Sarà colpa della crisi, della scarsezza e instabilità dei flussi pubblicitari, della furbizia delle aziende o del fatto che il servilismo è spesso più un’attitudine che una costrizione, sta di fatto che le “marchette” – che certo non nascono con Internet – nell’epoca del web 2.0 stanno impennando ferocemente.
Così ferocemente che stanno diventando un modello di business, fondato essenzialmente sull’acquisto di raccomandazioni o recensioni, la seconda espressione rappresentando una palese contraddizione in termini – se il formato della recensione si presuppone imparziale, come inquadrare la categoria delle recensioni a pagamento? – invece che di spazi pubblicitari che il lettore riconosce e, se crede, evita.

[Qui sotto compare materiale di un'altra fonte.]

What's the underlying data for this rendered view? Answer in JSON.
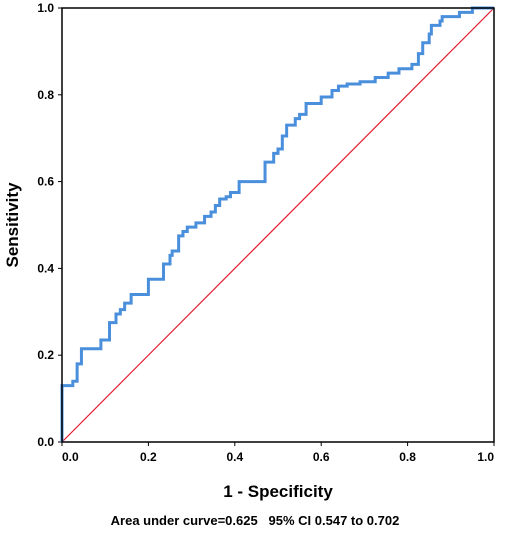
{
  "chart_data": {
    "type": "line",
    "xlabel": "1 - Specificity",
    "ylabel": "Sensitivity",
    "xlim": [
      0.0,
      1.0
    ],
    "ylim": [
      0.0,
      1.0
    ],
    "x_ticks": [
      "0.0",
      "0.2",
      "0.4",
      "0.6",
      "0.8",
      "1.0"
    ],
    "y_ticks": [
      "0.0",
      "0.2",
      "0.4",
      "0.6",
      "0.8",
      "1.0"
    ],
    "grid": false,
    "series": [
      {
        "style": "step",
        "color": "#4a8fdc",
        "x": [
          0.0,
          0.0,
          0.025,
          0.025,
          0.035,
          0.035,
          0.045,
          0.045,
          0.09,
          0.09,
          0.11,
          0.11,
          0.125,
          0.125,
          0.135,
          0.135,
          0.145,
          0.145,
          0.16,
          0.16,
          0.2,
          0.2,
          0.235,
          0.235,
          0.25,
          0.25,
          0.255,
          0.255,
          0.27,
          0.27,
          0.28,
          0.28,
          0.29,
          0.29,
          0.31,
          0.31,
          0.33,
          0.33,
          0.345,
          0.345,
          0.355,
          0.355,
          0.365,
          0.365,
          0.38,
          0.38,
          0.39,
          0.39,
          0.41,
          0.41,
          0.47,
          0.47,
          0.49,
          0.49,
          0.5,
          0.5,
          0.51,
          0.51,
          0.52,
          0.52,
          0.54,
          0.54,
          0.55,
          0.55,
          0.565,
          0.565,
          0.6,
          0.6,
          0.625,
          0.625,
          0.64,
          0.64,
          0.66,
          0.66,
          0.69,
          0.69,
          0.725,
          0.725,
          0.755,
          0.755,
          0.78,
          0.78,
          0.81,
          0.81,
          0.825,
          0.825,
          0.835,
          0.835,
          0.85,
          0.85,
          0.855,
          0.855,
          0.875,
          0.875,
          0.88,
          0.88,
          0.92,
          0.92,
          0.95,
          0.95,
          1.0
        ],
        "y": [
          0.0,
          0.13,
          0.13,
          0.14,
          0.14,
          0.18,
          0.18,
          0.215,
          0.215,
          0.235,
          0.235,
          0.275,
          0.275,
          0.295,
          0.295,
          0.305,
          0.305,
          0.32,
          0.32,
          0.34,
          0.34,
          0.375,
          0.375,
          0.41,
          0.41,
          0.43,
          0.43,
          0.44,
          0.44,
          0.475,
          0.475,
          0.485,
          0.485,
          0.495,
          0.495,
          0.505,
          0.505,
          0.52,
          0.52,
          0.53,
          0.53,
          0.545,
          0.545,
          0.56,
          0.56,
          0.565,
          0.565,
          0.575,
          0.575,
          0.6,
          0.6,
          0.645,
          0.645,
          0.665,
          0.665,
          0.675,
          0.675,
          0.705,
          0.705,
          0.73,
          0.73,
          0.745,
          0.745,
          0.755,
          0.755,
          0.78,
          0.78,
          0.795,
          0.795,
          0.81,
          0.81,
          0.82,
          0.82,
          0.825,
          0.825,
          0.83,
          0.83,
          0.84,
          0.84,
          0.85,
          0.85,
          0.86,
          0.86,
          0.87,
          0.87,
          0.895,
          0.895,
          0.92,
          0.92,
          0.94,
          0.94,
          0.96,
          0.96,
          0.97,
          0.97,
          0.98,
          0.98,
          0.99,
          0.99,
          1.0,
          1.0
        ]
      },
      {
        "style": "diagonal",
        "color": "#e31a2f",
        "x": [
          0.0,
          1.0
        ],
        "y": [
          0.0,
          1.0
        ]
      }
    ],
    "annotation": "Area under curve=0.625   95% CI 0.547 to 0.702"
  }
}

Che questo comportamento rappresenti un raggiro della buona fede dei lettori è una constatazione piuttosto banale, malgrado le interessate e sorridenti rassicurazioni di chi lucra dalle “marchette”. Che la questione salga agli onori delle stanze dei bottoni governative, malgrado la sua gravità e il suo potenziale corrosivo della credibilità del web, è tutt’altro che scontato: la materia è difficile da normare, così come è difficile indagare la messa in pratica delle logiche “gialle” di sponsorizzazione occulta.
In quest’ottica sorprende – per quel che mi riguarda, molto positivamente – la decisione della Federal Trade Commission USA, di perseguire le raccomandazioni/recensioni pilotate, in quanto ingannevoli.
Nei prossimi mesi, stando alle dichiarazioni rilasciate dall’agenzia alla AP, saranno elaborate linee guida secondo cui “la FTC può perseguire i blogger e le aziende che li compensano, per ogni affermazione falsa o per il non dichiarare conflitti d’interesse”.
È la fine del “paid content” imboscato? Temo proprio di no: la materia è scivolosa e chi ne sta lucrando è abile a sufficienza da schivare le trappole più banali. Sperando che le intenzioni della FTC vengano messe in pratica presto e con strumenti efficaci, non posso tuttavia trascurare il profilo in un certo senso paternalistico del provvedimento.
C’è un limite fra la buona fede e l’ingenuità, così come c’è n’è uno fra l’ingenuità e la stupidità, e la convinzione che sia oro tutto quel che su Internet è fruibile gratuitamente, come i più scoprono solo in queste settimane, sta già rivelandosi più che ingenua.